Luckily for those on the island now, a sudden, explosive eruption has not happened yet as it did back in 1963. This time, with advanced warning signs from volcanologists beginning back in September, people on Bali have had more time to attempt to evacuate, though this has proven to be a difficult task. Since the thick, grey ash from Agung is so far reaching, the airports on Bali have had to shut down multiple times. This, of course, meant disaster for those trying to flee the island, stranding them for longer than they had hoped. Now, evacuees’ safety depends solely on the direction of the winds.

Some people — natives of the island, mostly — do not have the resources to escape from Bali and instead are fleeing as far away as possible from Agung. These 369 unfortunate civilians camp in wooden huts distant to Agung, sheltering from the ash and the heavy rains that assail them constantly. Among these evacuees are some who remember the last time Agung erupted, in 1963. They recall “rains of rock” and “fire [that] kept crawling down” from the volcano, scorching and destroying anything in its ruinous path.

Perhaps the most saddening of cases in this ordeal is that of 90-year-old Sepi, who is too old and sick to evacuate her home at the base of Agung. She, as a native of Bali, remembers the last eruption in 1963, yet even with knowing what awaits her quaint domain she cannot flee.

Ash, lava, and rock are not the only dangers that those on Bali face; with the eruption taking place in the middle of Indonesia’s rainy season, pyroclastic mudslides dubbed lahars or “cold lava” also threaten people on the island. Volcanic material — lava, ash, and igneous rock — combine with mud and water in the rivers to create a creeping, continuous danger that obliterates both structures and people in its path. Outside of the explosiveness of an eruption, these lahars are often what claim the most lives.

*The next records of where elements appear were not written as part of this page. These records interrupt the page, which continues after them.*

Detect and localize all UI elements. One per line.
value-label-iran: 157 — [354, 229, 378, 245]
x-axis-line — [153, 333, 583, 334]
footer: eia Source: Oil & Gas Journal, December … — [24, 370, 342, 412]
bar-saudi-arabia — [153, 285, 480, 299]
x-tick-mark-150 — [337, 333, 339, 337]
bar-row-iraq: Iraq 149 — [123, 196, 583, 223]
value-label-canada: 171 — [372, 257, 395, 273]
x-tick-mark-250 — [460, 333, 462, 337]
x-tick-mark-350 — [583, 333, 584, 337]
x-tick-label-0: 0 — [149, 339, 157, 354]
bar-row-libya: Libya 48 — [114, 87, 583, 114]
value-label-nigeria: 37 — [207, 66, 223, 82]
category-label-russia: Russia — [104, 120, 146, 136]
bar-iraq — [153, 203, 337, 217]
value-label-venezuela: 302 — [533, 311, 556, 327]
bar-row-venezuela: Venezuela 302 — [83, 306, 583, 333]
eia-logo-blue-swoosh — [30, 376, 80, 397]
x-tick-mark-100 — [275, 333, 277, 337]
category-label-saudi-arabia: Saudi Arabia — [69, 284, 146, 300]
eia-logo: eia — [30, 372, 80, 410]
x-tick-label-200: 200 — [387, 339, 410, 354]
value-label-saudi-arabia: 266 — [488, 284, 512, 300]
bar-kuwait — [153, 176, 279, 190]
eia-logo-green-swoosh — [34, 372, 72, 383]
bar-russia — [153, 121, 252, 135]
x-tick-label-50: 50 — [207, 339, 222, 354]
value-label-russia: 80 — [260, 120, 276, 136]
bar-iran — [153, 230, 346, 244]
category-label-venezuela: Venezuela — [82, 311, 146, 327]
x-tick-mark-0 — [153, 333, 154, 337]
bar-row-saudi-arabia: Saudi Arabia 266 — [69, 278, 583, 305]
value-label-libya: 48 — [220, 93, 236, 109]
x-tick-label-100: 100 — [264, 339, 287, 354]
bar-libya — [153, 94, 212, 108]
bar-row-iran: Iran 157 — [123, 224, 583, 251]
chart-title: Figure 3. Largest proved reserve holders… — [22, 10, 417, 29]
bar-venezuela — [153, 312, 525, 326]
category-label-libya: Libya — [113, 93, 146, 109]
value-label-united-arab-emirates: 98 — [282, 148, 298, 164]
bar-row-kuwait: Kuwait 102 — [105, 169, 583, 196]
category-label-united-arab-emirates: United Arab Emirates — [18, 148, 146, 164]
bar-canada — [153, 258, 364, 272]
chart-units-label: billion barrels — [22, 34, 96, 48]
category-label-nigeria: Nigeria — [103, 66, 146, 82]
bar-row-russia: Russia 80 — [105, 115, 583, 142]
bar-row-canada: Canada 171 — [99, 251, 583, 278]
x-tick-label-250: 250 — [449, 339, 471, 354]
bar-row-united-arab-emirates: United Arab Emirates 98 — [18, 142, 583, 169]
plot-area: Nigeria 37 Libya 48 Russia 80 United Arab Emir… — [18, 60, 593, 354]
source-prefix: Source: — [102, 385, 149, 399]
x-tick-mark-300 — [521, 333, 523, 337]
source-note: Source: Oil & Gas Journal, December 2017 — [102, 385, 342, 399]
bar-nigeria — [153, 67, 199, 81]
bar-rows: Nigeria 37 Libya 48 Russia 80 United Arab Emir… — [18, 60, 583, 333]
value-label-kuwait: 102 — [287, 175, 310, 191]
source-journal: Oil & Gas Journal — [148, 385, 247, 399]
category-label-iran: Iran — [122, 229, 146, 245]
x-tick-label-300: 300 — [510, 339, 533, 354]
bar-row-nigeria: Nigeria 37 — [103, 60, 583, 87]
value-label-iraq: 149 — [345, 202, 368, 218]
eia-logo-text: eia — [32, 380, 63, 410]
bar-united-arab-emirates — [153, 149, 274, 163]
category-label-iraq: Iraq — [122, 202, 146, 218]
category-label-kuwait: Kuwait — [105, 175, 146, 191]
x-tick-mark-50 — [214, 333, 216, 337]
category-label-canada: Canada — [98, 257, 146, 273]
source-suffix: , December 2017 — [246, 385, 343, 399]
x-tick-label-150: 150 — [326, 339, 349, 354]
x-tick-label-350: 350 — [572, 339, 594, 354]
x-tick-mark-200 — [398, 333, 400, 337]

With the hazards of the volcano in mind, all those on Bali can do now is try to escape or brace for Agung’s full eruption, which volcanologists monitoring the situation say is “a very high possibility.” It cannot be predicted as to whether or not this eruption could be of greater magnitude than Agung’s previous event in 1963, but regardless of its power, this volcano undeniably threatens the lives of those remaining on the island.